3 Tips To Finding Story Conflict From “The Closer” – Sky Box Ticket Crazy

Photo by schwab

Photo by schwab

The year Kirby Puckett and the Minnesota Twins won the World Series, I joined the baseball crazed fans outside of the Metrodome to celebrate their success. Throngs of people screamed, shook Homer Hankies, even tipped over a van to show their elation.

I still have my Homer Hankie and Kirby Puckett rookie baseball card as memorabilia of that year.

Naturally, when I saw the episode of The Closer where Lieutenants Provenza and Flynn can’t miss the Big Game, I am totally empathetic. That is until I see how crazy it makes them. Then it just makes for great story conflict. Check it out:

3 Tips To Finding Story Conflict From The Closer:

1. Identify One of Your Hero/Heroine’s Important Goals.  Right at the very beginning of the clip Chief Brenda Johnson states that one of the key reasons she had been hired was to end this type of incident. This sets up the conflict to have punch.

2. Find Someone To Oppose That Goal. This can be an enemy, but it is often much more unpredictable and fun when it is someone well-intentioned. If it is a friend, then it causes conflicting goals sometimes, upping the conflict.

3. Complicate Things With Humanity. When you say, “Well, at least it can’t get any worse,” find a way to make it worse. In this case a dead body is in the garage and later it disappears. Provenza and Flynn make all kinds of mistakes that are aggravating and all too human.

Humanity can add so much conflict to life, not to mention fiction!

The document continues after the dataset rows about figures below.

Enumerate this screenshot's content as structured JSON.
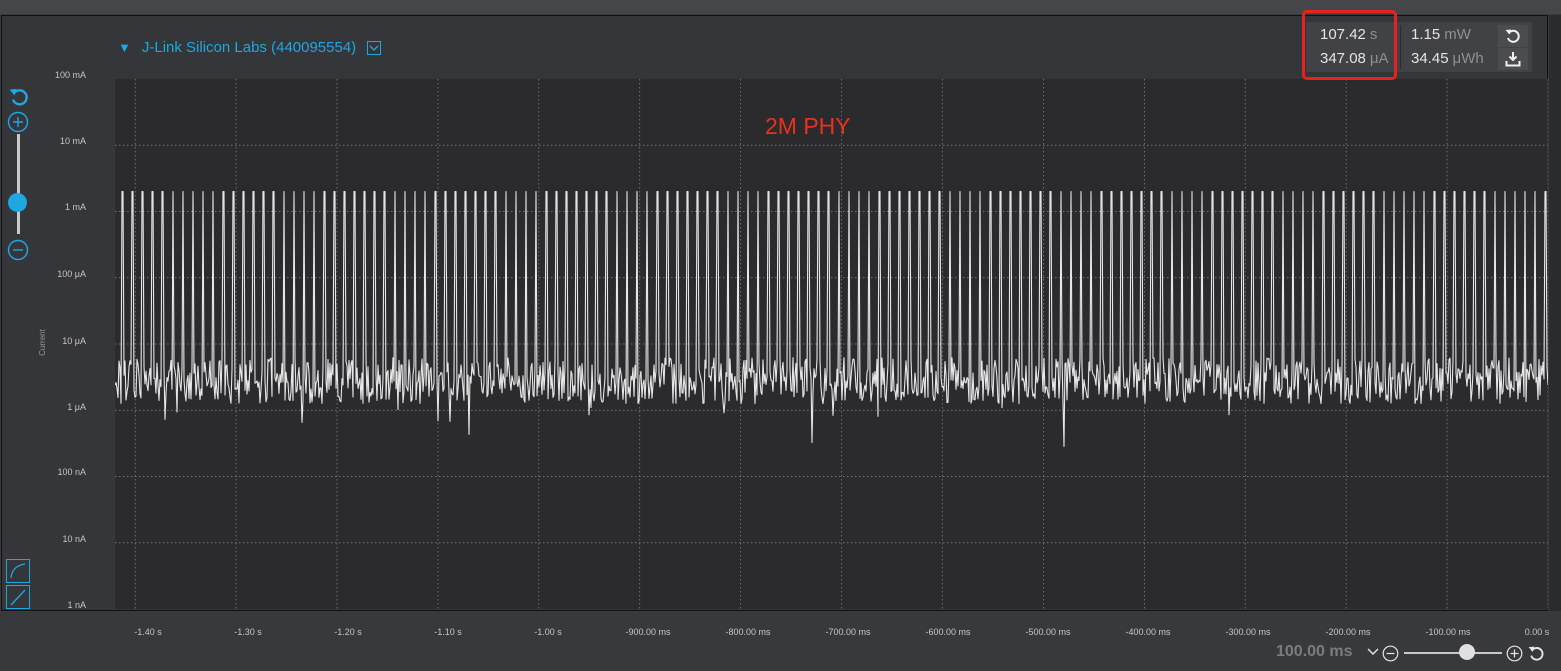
{
  "device": {
    "name": "J-Link Silicon Labs (440095554)"
  },
  "annotation": {
    "text": "2M PHY"
  },
  "stats": {
    "time_value": "107.42",
    "time_unit": "s",
    "current_value": "347.08",
    "current_unit": "μA",
    "power_value": "1.15",
    "power_unit": "mW",
    "energy_value": "34.45",
    "energy_unit": "μWh"
  },
  "y_axis": {
    "title": "Current",
    "ticks": [
      "100 mA",
      "10 mA",
      "1 mA",
      "100 μA",
      "10 μA",
      "1 μA",
      "100 nA",
      "10 nA",
      "1 nA"
    ]
  },
  "x_axis": {
    "ticks": [
      "-1.40 s",
      "-1.30 s",
      "-1.20 s",
      "-1.10 s",
      "-1.00 s",
      "-900.00 ms",
      "-800.00 ms",
      "-700.00 ms",
      "-600.00 ms",
      "-500.00 ms",
      "-400.00 ms",
      "-300.00 ms",
      "-200.00 ms",
      "-100.00 ms",
      "0.00 s"
    ]
  },
  "zoom": {
    "label": "100.00 ms",
    "level": 0.57
  },
  "colors": {
    "accent": "#1ea7e1",
    "trace": "#e6e6e6",
    "annotation": "#e8321e",
    "highlight": "#e8221e"
  },
  "chart_data": {
    "type": "line",
    "series": [
      {
        "x_range": [
          -1.42,
          0.0
        ],
        "baseline": "1 μA – 10 μA",
        "pulse_peak": "2 mA",
        "tall_peak": "5 mA",
        "pulse_period_s": 0.01,
        "tall_peak_period_s": 0.21
      }
    ],
    "xlim": [
      -1.42,
      0.0
    ],
    "ylim": [
      "1 nA",
      "100 mA"
    ],
    "yscale": "log",
    "grid": true
  }
}
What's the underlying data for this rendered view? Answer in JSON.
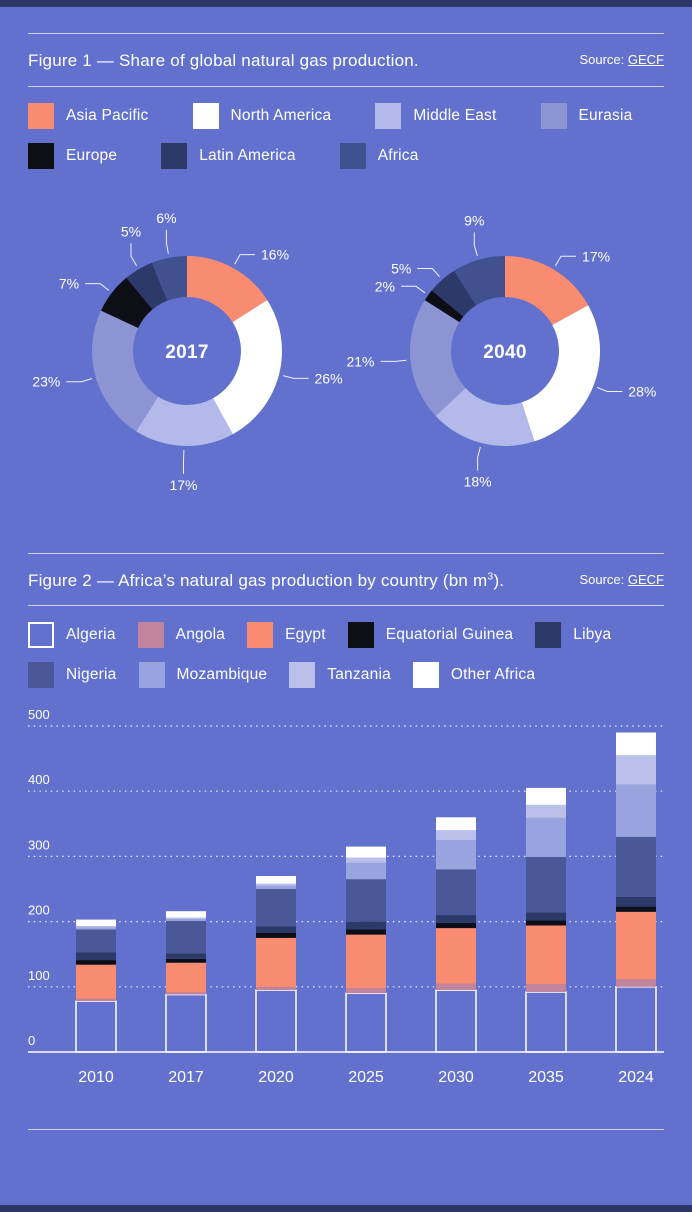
{
  "page": {
    "background": "#6271ce",
    "edge_strip_color": "#2b3566",
    "text_color": "#ffffff"
  },
  "figure1": {
    "title": "Figure 1 — Share of global natural gas production.",
    "source_label": "Source:",
    "source_link": "GECF"
  },
  "figure2": {
    "title_main": "Figure 2 — Africa’s natural gas production by country (bn m",
    "title_sup": "3",
    "title_end": ").",
    "source_label": "Source:",
    "source_link": "GECF"
  },
  "chart_data": [
    {
      "id": "figure1",
      "type": "pie",
      "subtype": "donut",
      "unit": "%",
      "legend_position": "top",
      "categories": [
        "Asia Pacific",
        "North America",
        "Middle East",
        "Eurasia",
        "Europe",
        "Latin America",
        "Africa"
      ],
      "colors": [
        "#f98b71",
        "#ffffff",
        "#b3b9ea",
        "#8d94d4",
        "#0e0e16",
        "#2d3968",
        "#41508e"
      ],
      "donuts": [
        {
          "center_label": "2017",
          "values": [
            16,
            26,
            17,
            23,
            7,
            5,
            6
          ]
        },
        {
          "center_label": "2040",
          "values": [
            17,
            28,
            18,
            21,
            2,
            5,
            9
          ]
        }
      ]
    },
    {
      "id": "figure2",
      "type": "bar",
      "stacked": true,
      "unit": "bn m³",
      "grid": "dotted horizontal",
      "ylim": [
        0,
        500
      ],
      "yticks": [
        0,
        100,
        200,
        300,
        400,
        500
      ],
      "categories": [
        "2010",
        "2017",
        "2020",
        "2025",
        "2030",
        "2035",
        "2024"
      ],
      "series": [
        {
          "name": "Algeria",
          "color": "none",
          "outlined": true,
          "values": [
            78,
            88,
            95,
            90,
            95,
            92,
            100
          ]
        },
        {
          "name": "Angola",
          "color": "#c2849b",
          "values": [
            4,
            4,
            5,
            8,
            10,
            12,
            12
          ]
        },
        {
          "name": "Egypt",
          "color": "#f98b71",
          "values": [
            52,
            45,
            75,
            82,
            85,
            90,
            103
          ]
        },
        {
          "name": "Equatorial Guinea",
          "color": "#0e0e16",
          "values": [
            7,
            6,
            8,
            8,
            8,
            8,
            8
          ]
        },
        {
          "name": "Libya",
          "color": "#2d3968",
          "values": [
            12,
            8,
            10,
            12,
            12,
            12,
            15
          ]
        },
        {
          "name": "Nigeria",
          "color": "#4b5898",
          "values": [
            35,
            50,
            57,
            65,
            70,
            85,
            92
          ]
        },
        {
          "name": "Mozambique",
          "color": "#99a3de",
          "values": [
            3,
            3,
            5,
            25,
            45,
            60,
            80
          ]
        },
        {
          "name": "Tanzania",
          "color": "#bac0ea",
          "values": [
            2,
            2,
            3,
            8,
            15,
            20,
            45
          ]
        },
        {
          "name": "Other Africa",
          "color": "#ffffff",
          "values": [
            10,
            10,
            12,
            17,
            20,
            26,
            35
          ]
        }
      ]
    }
  ]
}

Try these 3 Tips To Finding Story Conflict From The Closer the next time your manuscript is feeling flat.

For more tips on adding conflict to your novel, check out my book Idea Sparking: How to Brainstorm Conflict in Your Novel.

What is your favorite Sport Team?


About Michelle Lim

Author Michelle Lim is the Brainstorming/Huddle Coach with My Book Therapy Press and the Midwest Zone Director for American Christian Fiction Writers. Michelle’s romantic suspense is represented by Karen Solem of Spencillhill Associates and has gained contest recognition in the Frasier, the Genesis, and the Phoenix Rattler, winning the Genesis in 2015 for her genre. Michelle writes devotionals for The Christian Pulse Online Magazine and Putting On The New. Since her nonfiction book release, Idea Sparking: How To Brainstorm Conflict In Your Novel, through public speaking and online chats Michelle helps writers discover the revolutionary power of brainstorming to bring new life to their stories.

2 thoughts on “3 Tips To Finding Story Conflict From “The Closer” – Sky Box Ticket Crazy

  1. Love this!! Will have to work it in my story.

  2. I loved this too. I’m trying to think about more ways to add in conflict with my new story. This is great, Michelle!